Satellite Imagery Provider DigitalGlobe to Expand, Stay in Colorado

DigitalGlobe, Colorado’s highest-flying tech company—literally—reportedly plans to add more than 500 jobs and is considering relocating its corporate headquarters within the Denver-Boulder area.

DigitalGlobe (NYSE: DGI) is one of the world’s leading satellite imagery and geospatial information companies, with a market cap of $2.25 billion and 2012 profit of $39 million. The Longmont, CO-based company operates a fleet of satellites that provide high-resolution imagery for military and corporate clients including the National Geospatial-Intelligence Agency (NGA), which is DigitalGlobe’s largest customer.

The new hires and new facility come as DigitalGlobe is assimilating the staff and assets of GeoEye, the competitor it bought for $1.4 billion in cash and stock in January.

“As a result of DigitalGlobe’s recent combination with GeoEye, we now have multiple operations and sites across multiple states including Colorado, Virginia, Florida, Missouri, California and internationally. We are in the process of consolidating our footprint in each locale and are evaluating the locations that will allow our team members to operate most efficiently and support growth consistent with our long range business plans. DigitalGlobe is planning to maintain our global headquarters and significant employee base in Colorado,” the company said in a statement.

Consumers’ most likely experience with DigitalGlobe products is through Google Maps and Google Earth, which rely on images taken from DigitalGlobe satellites. The company also produced the widely shared satellite photos of Osama bin Laden’s compound in Pakistan that went viral following the Navy SEAL raid that killed him.

The company employs about 760 people in its Longmont headquarters, according to the Longmont Area Economic Council. Longmont is about 15 miles northeast of Boulder.

DigitalGlobe representatives met with the board of the Colorado Economic Development Commission on Thursday and received a $4.4 million incentive package to stay in Colorado, according to the Longmont Times-Call.

The company also is looking to build a new corporate headquarters in either Broomfield or Westminster, which are between Denver and Boulder, or in Longmont, the report said.

A commission spokesperson could not be reached Thursday morning, but it’s obvious why Colorado would be willing to cut such a big deal by the state’s standards.

In addition to being an industry leader, DigitalGlobe is one of Colorado’s marquee tech companies and a leader in the state’s surprisingly robust aerospace industry. According to the Colorado Space Coalition, an industry advocacy group, more than 166,000 people are employed in “space-related” jobs. About 140,000 are in the military or government, as the Air Force and Department of Defense have a major presence in Colorado Springs, the home of the legendary NORAD complex and the U.S. Space Command.

The 26,000 private-sector jobs are spread between more than 400 companies, which the coalition claims gives the state the second-largest aerospace economy in the U.S. Other standout companies include Ball Aerospace & Technology Corp., the Boulder-based company that builds satellites for DigitalGlobe and the federal government.

Major aerospace companies also rely on large Colorado-based divisions to design and assemble vehicles and rockets.

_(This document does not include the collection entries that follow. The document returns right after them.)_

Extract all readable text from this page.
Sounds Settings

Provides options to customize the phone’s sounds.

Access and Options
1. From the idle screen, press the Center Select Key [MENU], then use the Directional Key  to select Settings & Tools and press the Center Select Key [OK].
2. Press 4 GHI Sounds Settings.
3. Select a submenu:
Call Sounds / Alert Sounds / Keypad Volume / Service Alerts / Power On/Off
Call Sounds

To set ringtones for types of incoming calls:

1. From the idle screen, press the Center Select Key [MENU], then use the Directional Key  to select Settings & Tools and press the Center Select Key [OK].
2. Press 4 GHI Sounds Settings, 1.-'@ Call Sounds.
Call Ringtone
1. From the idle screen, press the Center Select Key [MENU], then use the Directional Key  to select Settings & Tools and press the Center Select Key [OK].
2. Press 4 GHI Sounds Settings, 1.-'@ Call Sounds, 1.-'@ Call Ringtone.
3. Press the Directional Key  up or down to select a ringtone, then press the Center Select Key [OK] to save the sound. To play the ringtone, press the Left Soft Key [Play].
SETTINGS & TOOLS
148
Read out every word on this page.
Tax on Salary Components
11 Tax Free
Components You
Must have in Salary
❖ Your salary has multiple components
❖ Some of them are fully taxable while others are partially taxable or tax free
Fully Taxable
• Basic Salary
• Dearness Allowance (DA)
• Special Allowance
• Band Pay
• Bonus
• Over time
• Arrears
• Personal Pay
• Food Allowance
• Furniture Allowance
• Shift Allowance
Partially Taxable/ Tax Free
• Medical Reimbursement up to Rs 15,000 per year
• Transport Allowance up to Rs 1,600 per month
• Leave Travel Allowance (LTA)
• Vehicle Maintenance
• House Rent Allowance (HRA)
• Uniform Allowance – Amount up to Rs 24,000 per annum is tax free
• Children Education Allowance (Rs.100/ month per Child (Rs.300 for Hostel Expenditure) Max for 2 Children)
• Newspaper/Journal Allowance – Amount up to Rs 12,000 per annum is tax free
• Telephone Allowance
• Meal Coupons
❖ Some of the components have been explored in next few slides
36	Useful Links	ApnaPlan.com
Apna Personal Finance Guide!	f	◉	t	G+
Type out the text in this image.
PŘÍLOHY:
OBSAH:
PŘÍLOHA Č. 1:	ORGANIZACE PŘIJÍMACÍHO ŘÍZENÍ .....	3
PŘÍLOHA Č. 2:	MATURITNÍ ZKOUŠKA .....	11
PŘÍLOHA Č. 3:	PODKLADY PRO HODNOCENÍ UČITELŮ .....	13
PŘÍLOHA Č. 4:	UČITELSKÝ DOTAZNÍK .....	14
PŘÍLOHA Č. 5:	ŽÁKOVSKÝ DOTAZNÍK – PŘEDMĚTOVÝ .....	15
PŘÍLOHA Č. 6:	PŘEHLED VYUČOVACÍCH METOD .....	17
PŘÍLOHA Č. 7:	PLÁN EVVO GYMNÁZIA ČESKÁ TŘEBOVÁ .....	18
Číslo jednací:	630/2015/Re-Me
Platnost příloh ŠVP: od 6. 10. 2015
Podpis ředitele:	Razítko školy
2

Sierra Nevada Corp. is designing and building the Dream Chaser space vehicle at its facility outside Boulder, and the United Launch Alliance, maker of the Atlas V, Delta II, and Delta IV rockets, is based in suburban Denver. The ULA is a joint partnership of aerospace giants Lockheed Martin and Boeing.

DigitalGlobe is one of the Colorado companies that’s gone toe-to-toe with a major competitor, won the battle, and opted to remain in Colorado. In January, DigitalGlobe acquired rival GeoEye for $1.4 billion in cash and stock after staving off an unsolicited takeover attempt by GeoEye. DigitalGlobe’s victory bucks the conventional wisdom that innovative Colorado companies usually are acquired by larger out-of-state competitors.